Desde o início é uma tradição no almoço de PyLadies em PyCon e EuroPython incentivar as pessoas a compartilhar suas conquistas e serem celebradas. E espero não precisar lembrar vocês que o Brasil tem um dos movimentos de PyLadies mais fortes do mundo inteiro.
Mais importante ainda, PyLadies é uma organização de mulheres, mulheres dispostas a se unir e fazer o que precisa ser feito. E, na minha opinião, essa é uma das forças mais poderosas do mundo.
Cultura brasileira
A terceira fonte da unidade e comunidade que eu vejo talvez possa parecer estranha para vocês. Mas, como estrangeira, é bem claro para mim. É a cultura brasileira.
Sim, eu sei que toda cultura tem suas desvantagens, que nem todas as pessoas de um país, especialmente um país grande como o Brasil, compartilham os mesmos valores e normas. No entanto, acho que há algo especialmente propício à comunidade em vocês.

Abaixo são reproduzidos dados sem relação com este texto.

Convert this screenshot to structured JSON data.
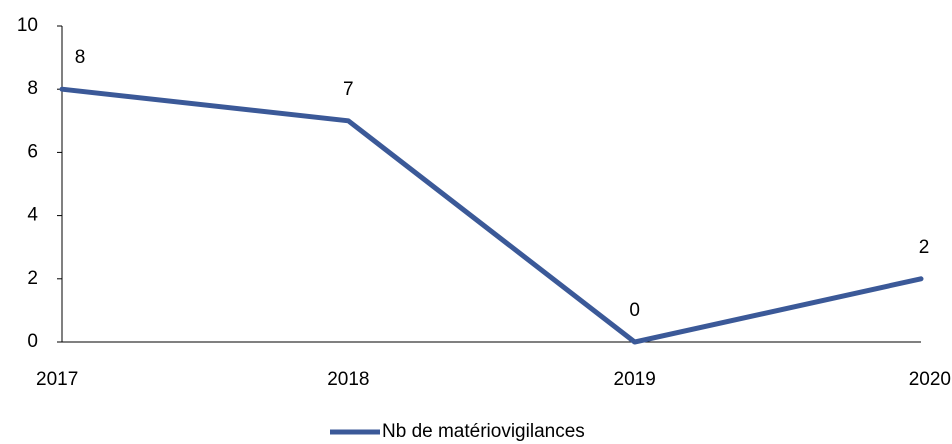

Viajei literalmente o mundo e conheci milhares de pessoas de diversas culturas. É claro que existem boas pessoas em todos os lugares. Mesmo assim, desde o primeiro dia em que cheguei ao Brasil, nove anos atrás, continuei a me sentir bem-vinda, formar conexões e encontrar amizades duradouras com brasileiros. Nenhuma outra nação me recebeu tão calorosamente. Vocês criaram meu lema favorito - Pessoas > tecnologia. (Outra camiseta que adorei e guardei até ficar gasta).
Não estou exagerando quando digo que agora tenho mais (ou quase) amigos brasileiros do que norte-americanos. São muitos para mencionar, mas quero contar um exemplo só. Quando a PSF me entregou o Prêmio por Serviço Distinto em PyCon em Salt Lake City, em 2023, a pessoa mais orgulhosa da plateia, a que me abraçou mais forte, não foi de Chicago, não foi dos EUA, nem da Europa. Foi um brasileiro, meu amigo Felipe de Morais. Nunca vou me esquecer disso.
Não sei por que vocês se importam tanto com os sentimentos dos outros... Não sei, mas acho importante que você ouça de uma estrangeira que eu nunca encontrei um senso de comunidade tão forte quanto entre vocês. Não é uma fraqueza, é um superpoder, e tenho certeza de que ajudará esta comunidade, não importa os desafios que o futuro traga.
Conclusão
Então, como eu disse no início, vivemos em tempos interessantes... Isso me lembra de uma citação de O Senhor dos Anéis:
"Gostaria que isso não tivesse acontecido na minha época", disse Frodo.
"Eu também", disse Gandalf, "e todos os que vivem para ver tempos assim. Mas isso não cabe a eles decidir. Tudo o que temos que decidir é o que fazer com o tempo que nos é dado."
Eu sei que todas vocês nesta comunidade, assim como todos nós nas comunidades globais PyLadies e Python, temos a tradição de nos unirmos não apenas para sobreviver, mas para superar estes tempos interessantes.